Publicada ela primeira vez em 1975, é uma história dos Metralhinhas, outra daquelas nas quais todos os personagens são vilões.

Cansados de serem os únicos peraltas do bairro e de brincar só entre eles próprios, os Metralhinhas resolvem criar um clube e angariar novos sócios. O problema é que as outras praguinhas atraídas pela placa são bem mais “barra pesada” do que eles, já que todo mundo sabe que a Família Metralha é composta em sua maior parte por ladrões “pé de chinelo”, que se acham espertos, até praticam assaltos, mas que não são realmente maléficos.

Os três sobrinhos do Mancha Negra (que aliás só aparecem em duas histórias, as duas de autoria do meu pai, o que me leva a crer que foram criados por ele) metem medo, como o tio, basicamente por causa da capa preta e aura misteriosa, mas os vilões  “de verdade”, especialmente por causa de seus poderes mágicos e falta de escrúpulos em usá-los, são realmente os bruxinhos Peralta e Perereca.

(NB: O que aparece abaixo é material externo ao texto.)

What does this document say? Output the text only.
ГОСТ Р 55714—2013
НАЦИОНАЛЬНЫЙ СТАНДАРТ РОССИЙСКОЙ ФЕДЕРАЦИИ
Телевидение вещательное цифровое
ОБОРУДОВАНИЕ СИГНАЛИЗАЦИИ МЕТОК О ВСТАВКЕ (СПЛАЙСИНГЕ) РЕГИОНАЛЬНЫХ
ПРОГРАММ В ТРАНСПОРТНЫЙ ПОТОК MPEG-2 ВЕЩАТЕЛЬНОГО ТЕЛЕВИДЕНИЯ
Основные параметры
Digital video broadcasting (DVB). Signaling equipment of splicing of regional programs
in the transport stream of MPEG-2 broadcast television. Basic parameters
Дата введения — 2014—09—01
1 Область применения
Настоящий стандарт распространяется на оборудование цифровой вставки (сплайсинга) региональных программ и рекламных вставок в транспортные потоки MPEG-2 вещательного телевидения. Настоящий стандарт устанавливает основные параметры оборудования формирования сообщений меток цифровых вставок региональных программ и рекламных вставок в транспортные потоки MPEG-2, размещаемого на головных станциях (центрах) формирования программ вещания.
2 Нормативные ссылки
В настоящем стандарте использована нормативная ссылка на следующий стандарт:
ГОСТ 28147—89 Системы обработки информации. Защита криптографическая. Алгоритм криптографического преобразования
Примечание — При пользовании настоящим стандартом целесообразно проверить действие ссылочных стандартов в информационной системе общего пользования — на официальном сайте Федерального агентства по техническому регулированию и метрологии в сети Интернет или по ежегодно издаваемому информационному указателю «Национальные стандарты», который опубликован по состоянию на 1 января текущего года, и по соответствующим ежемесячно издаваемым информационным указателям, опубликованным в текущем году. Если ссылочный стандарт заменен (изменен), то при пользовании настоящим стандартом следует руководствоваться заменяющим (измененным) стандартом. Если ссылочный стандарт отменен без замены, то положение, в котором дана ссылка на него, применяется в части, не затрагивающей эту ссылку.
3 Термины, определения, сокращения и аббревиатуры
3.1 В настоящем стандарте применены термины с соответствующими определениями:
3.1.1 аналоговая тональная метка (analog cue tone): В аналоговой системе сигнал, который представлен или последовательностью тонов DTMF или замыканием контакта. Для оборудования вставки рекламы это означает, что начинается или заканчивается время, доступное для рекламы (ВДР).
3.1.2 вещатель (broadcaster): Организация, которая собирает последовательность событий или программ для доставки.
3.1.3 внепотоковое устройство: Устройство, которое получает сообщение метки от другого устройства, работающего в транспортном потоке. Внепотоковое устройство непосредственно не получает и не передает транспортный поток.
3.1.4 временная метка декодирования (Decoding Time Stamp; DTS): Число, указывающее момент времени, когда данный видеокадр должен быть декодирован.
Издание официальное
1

A trama se baseia na crença que “chefs demais entornam o caldo”, no sentido de que quando todos querem chefiar, a situação se complica. As regras estabelecidas pelos fundadores do clube são questionadas pelos recém-chegados, e os métodos para tentar resolver o impasse são tudo, menos honestos.

Clube Peraltas

É claro que não poderia dar certo, mas até aí o leitor já riu da situação até ficar com a barriga doendo, e na verdade é isso o que realmente importa.